In front of the ruined Vatsala Durga Temple is a large bell constructed by King Jaya Ranjit Malla in 1737. It was used to herald the morning and evening prayers at the temple, which was destroyed in last year’s earthquake.

According to Lonely Planet, the Golden Gate is the visual highlight of Durbar Square. “Durbar” means “palace” and the Golden Gate is its main entrance. Above the doorway, Garuda wrestles with snakes, while below that is a four-headed, ten-armed goddess, Taleju Bhawani, the favorite deity of the Malla kings. Construction of the gate was completed in 1754 during the reign of King Ranjit Malla, the last king of the Malla dynasty. With him died the golden age of Newari architecture in Nepal.

The royal palace once had 99 courtyards, most of which were destroyed in the 1934 earthquake. More damage was done by last year’s temblor. Inside the gate, sitting on the sidewalk, are pieces of statuary salvaged from the two earthquakes. We paused in front of the Teleju Temple, one of the most sacred temples in Bhaktapur, which only Hindus are allowed to enter, and they must first remove belts and shoes. I didn’t see any belts being removed, but everyone’s shoes came off. We were not even allowed to photograph the entrance to the temple.

Near the temple is the Naga Pokhari, a 17th-century pool of water used for the ritual immersion of the idol of Taleju. The pool is encircled by a stone cobra and more cobras rise up in the middle and end of the tank. The bronze spout at the end of the tank consists of a goat being eaten by a Makara, a mythical Hindu sea creature.

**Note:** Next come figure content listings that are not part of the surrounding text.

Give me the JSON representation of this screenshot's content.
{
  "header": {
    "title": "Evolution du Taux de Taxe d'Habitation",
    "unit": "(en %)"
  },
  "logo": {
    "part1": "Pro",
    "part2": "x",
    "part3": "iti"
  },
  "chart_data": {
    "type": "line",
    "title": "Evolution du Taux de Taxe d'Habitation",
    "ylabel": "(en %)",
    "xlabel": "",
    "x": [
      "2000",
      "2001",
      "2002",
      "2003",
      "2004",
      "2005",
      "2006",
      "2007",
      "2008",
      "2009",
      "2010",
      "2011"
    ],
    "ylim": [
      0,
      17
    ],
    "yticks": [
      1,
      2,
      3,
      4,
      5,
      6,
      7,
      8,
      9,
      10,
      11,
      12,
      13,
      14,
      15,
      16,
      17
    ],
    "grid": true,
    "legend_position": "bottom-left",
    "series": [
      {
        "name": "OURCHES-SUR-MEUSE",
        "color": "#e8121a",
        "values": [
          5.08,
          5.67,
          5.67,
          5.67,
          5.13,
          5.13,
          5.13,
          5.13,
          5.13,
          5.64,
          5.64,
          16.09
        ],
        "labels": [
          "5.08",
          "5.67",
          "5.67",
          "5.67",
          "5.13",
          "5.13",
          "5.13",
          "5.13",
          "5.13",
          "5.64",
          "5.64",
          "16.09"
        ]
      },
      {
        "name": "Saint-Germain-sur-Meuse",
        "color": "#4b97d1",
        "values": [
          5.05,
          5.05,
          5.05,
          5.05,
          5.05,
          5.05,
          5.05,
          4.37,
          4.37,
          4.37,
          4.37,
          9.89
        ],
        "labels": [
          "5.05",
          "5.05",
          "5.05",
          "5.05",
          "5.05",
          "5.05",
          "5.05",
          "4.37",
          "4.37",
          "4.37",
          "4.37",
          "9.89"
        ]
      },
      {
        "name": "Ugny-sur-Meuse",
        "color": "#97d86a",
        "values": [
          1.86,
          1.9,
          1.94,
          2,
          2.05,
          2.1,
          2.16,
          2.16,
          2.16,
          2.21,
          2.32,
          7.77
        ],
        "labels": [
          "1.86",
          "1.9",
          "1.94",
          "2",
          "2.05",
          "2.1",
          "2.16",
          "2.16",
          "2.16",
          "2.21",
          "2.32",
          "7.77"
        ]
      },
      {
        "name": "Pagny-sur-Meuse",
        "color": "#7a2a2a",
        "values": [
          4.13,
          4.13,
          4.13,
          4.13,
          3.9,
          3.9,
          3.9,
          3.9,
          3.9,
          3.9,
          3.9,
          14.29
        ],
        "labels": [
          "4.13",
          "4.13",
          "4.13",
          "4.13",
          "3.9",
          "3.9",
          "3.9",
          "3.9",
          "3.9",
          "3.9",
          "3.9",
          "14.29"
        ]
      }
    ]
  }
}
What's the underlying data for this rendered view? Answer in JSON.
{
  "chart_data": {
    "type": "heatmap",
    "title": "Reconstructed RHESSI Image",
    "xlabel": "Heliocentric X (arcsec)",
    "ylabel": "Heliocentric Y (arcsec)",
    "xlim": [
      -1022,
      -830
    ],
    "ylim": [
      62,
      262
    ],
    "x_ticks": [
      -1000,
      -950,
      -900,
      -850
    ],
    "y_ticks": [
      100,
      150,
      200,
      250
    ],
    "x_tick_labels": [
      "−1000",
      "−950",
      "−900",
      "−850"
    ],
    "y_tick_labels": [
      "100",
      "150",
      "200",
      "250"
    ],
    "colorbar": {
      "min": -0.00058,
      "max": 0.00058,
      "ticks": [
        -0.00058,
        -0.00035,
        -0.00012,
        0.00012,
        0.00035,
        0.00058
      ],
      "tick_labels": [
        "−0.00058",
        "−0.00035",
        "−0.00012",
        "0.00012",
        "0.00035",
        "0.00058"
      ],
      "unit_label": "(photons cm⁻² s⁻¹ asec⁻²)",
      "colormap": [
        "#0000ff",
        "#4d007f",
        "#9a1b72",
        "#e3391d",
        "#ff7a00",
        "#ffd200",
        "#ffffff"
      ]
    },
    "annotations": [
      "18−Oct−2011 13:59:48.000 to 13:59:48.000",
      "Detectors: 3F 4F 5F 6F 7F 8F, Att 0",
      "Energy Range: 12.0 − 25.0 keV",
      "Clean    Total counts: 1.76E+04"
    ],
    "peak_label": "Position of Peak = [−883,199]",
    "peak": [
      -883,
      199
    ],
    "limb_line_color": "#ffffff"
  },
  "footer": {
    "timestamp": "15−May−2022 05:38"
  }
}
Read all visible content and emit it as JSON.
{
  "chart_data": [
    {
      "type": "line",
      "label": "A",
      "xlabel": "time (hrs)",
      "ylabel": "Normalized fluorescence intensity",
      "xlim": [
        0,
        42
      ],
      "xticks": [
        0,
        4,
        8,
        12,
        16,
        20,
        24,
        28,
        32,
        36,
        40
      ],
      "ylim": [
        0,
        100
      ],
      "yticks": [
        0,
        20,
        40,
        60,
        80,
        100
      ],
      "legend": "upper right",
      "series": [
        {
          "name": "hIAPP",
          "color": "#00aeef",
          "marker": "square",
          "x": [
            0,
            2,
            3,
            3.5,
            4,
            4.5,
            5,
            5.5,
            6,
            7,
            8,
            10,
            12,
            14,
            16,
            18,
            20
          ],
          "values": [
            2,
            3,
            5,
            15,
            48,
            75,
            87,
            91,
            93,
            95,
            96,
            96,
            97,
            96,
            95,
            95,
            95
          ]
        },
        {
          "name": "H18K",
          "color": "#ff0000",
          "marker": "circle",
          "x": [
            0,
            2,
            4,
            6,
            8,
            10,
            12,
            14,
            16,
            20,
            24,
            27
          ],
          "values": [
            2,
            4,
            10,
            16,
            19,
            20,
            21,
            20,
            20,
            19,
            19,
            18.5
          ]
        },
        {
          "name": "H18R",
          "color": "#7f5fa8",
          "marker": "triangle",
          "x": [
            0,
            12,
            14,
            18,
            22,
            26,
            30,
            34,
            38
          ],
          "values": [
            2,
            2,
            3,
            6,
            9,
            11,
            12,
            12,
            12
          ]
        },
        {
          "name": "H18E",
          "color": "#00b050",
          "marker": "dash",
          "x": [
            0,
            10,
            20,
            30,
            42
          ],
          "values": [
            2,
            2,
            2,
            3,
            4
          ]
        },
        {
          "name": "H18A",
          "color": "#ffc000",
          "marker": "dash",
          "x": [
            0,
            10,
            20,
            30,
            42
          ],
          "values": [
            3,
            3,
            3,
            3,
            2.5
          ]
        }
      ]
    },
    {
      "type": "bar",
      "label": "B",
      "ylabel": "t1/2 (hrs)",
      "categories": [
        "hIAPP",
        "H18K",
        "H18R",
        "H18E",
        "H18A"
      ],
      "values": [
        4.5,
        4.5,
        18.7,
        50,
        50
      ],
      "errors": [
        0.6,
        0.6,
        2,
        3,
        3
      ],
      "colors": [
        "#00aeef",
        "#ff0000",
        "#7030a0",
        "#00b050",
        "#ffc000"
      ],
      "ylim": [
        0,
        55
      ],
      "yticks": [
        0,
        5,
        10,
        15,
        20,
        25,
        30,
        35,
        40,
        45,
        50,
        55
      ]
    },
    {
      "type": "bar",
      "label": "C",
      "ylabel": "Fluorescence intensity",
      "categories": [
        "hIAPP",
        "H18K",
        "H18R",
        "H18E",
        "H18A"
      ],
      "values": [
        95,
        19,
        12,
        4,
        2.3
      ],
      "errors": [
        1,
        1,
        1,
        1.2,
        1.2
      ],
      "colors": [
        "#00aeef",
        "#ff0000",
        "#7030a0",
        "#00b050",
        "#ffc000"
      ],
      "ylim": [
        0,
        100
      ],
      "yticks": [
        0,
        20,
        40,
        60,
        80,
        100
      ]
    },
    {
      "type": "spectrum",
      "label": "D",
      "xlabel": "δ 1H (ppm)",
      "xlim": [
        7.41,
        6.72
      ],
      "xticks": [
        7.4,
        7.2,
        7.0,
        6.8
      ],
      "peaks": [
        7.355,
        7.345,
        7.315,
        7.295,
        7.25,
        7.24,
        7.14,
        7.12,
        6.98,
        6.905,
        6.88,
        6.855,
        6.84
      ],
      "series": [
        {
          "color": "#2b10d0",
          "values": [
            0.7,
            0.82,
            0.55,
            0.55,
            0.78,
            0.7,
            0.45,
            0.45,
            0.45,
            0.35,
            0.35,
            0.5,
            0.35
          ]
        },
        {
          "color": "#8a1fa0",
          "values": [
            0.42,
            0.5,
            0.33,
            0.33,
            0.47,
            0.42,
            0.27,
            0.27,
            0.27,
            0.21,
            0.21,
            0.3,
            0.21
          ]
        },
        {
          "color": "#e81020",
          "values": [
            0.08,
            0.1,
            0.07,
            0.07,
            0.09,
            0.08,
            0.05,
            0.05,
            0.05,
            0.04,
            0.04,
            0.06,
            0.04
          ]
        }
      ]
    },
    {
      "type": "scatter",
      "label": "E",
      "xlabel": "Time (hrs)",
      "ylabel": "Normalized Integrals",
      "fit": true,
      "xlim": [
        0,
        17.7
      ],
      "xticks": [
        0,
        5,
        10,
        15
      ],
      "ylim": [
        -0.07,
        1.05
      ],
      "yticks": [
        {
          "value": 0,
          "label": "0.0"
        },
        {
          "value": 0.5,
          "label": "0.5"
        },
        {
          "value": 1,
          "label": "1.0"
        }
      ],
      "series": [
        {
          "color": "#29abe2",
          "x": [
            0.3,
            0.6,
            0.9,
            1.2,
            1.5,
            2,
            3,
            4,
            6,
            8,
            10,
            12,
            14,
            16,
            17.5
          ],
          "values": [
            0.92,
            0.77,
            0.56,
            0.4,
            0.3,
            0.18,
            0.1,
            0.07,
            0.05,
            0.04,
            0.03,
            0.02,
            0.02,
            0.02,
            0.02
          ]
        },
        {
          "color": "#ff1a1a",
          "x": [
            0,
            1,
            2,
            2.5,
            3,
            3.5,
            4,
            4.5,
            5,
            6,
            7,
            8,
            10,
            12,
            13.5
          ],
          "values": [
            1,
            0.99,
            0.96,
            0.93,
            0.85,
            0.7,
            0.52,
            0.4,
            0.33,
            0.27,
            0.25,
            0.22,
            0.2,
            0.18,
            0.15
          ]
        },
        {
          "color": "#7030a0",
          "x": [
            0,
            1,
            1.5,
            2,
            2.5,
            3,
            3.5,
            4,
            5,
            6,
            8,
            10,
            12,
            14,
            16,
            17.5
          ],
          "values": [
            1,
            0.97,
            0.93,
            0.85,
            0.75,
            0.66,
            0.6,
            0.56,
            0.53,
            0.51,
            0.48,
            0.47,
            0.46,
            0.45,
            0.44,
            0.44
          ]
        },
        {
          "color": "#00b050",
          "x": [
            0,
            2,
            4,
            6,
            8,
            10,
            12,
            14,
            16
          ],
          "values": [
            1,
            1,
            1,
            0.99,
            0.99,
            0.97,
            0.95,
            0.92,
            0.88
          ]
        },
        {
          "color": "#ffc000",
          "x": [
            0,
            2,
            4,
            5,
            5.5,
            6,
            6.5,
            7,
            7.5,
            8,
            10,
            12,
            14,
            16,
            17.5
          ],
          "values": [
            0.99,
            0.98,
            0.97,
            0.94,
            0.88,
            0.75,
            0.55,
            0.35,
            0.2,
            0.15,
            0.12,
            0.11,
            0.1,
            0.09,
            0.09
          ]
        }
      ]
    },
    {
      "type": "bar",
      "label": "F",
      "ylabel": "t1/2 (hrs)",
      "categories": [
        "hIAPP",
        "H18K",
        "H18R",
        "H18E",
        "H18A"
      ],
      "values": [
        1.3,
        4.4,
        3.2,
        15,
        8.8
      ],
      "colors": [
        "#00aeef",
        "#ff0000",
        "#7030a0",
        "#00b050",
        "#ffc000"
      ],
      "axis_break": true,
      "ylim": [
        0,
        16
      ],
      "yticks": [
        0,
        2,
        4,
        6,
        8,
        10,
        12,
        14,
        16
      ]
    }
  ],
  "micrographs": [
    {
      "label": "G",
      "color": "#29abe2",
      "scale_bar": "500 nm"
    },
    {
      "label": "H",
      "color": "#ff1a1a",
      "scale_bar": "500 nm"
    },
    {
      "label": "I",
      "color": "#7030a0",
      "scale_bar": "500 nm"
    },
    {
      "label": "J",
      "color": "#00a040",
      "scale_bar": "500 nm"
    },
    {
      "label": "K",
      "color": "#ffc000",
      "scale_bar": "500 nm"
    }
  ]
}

Back in Durbar Square, the National Art Gallery was closed, presumably because it was Saturday, the only day off for many Nepalis. Raaz informed us that Israel is the only other country in which Saturday is the only day off during the week. The entrance to the Gallery is guarded by large stone lions, and also by 17th-century statues of Hanuman, the monkey god, and Vishnu in the form of Narsingha, ripping someone’s guts out. Hinduism can be a bit gory at times.

On the way out of the square we could see a temple scaffolded after last year’s earthquake, although there was no sign that repairs had started yet. The entrance to the square’s metropolitan police station was swathed in bougainvillea, making it one of the prettiest police stations I have seen.

After leaving Durbar Square, we passed more signs of earthquake damage – buildings that are cracked and leaning, and a temporary camp for the homeless. We walked by a Hindu religious service that was taking place under a canopy. Those who wished could receive a “tikka,” a blessing represented by a vermillion dot in the middle of the forehead.


We boarded the bus and drove over a winding mountain road to the Dhulikel Mountain Resort. Raaz
told us that we were on the main road to Tibet, and that it would take four and a half hours on the narrow, heavily-trafficked road to travel the 80 miles to Tibet. Presiding over the road was a large statue Shiva. We ate a buffet supper at the resort, accompanied by a chilled bottle of Jacobs Creek unoaked Australian chardonnay.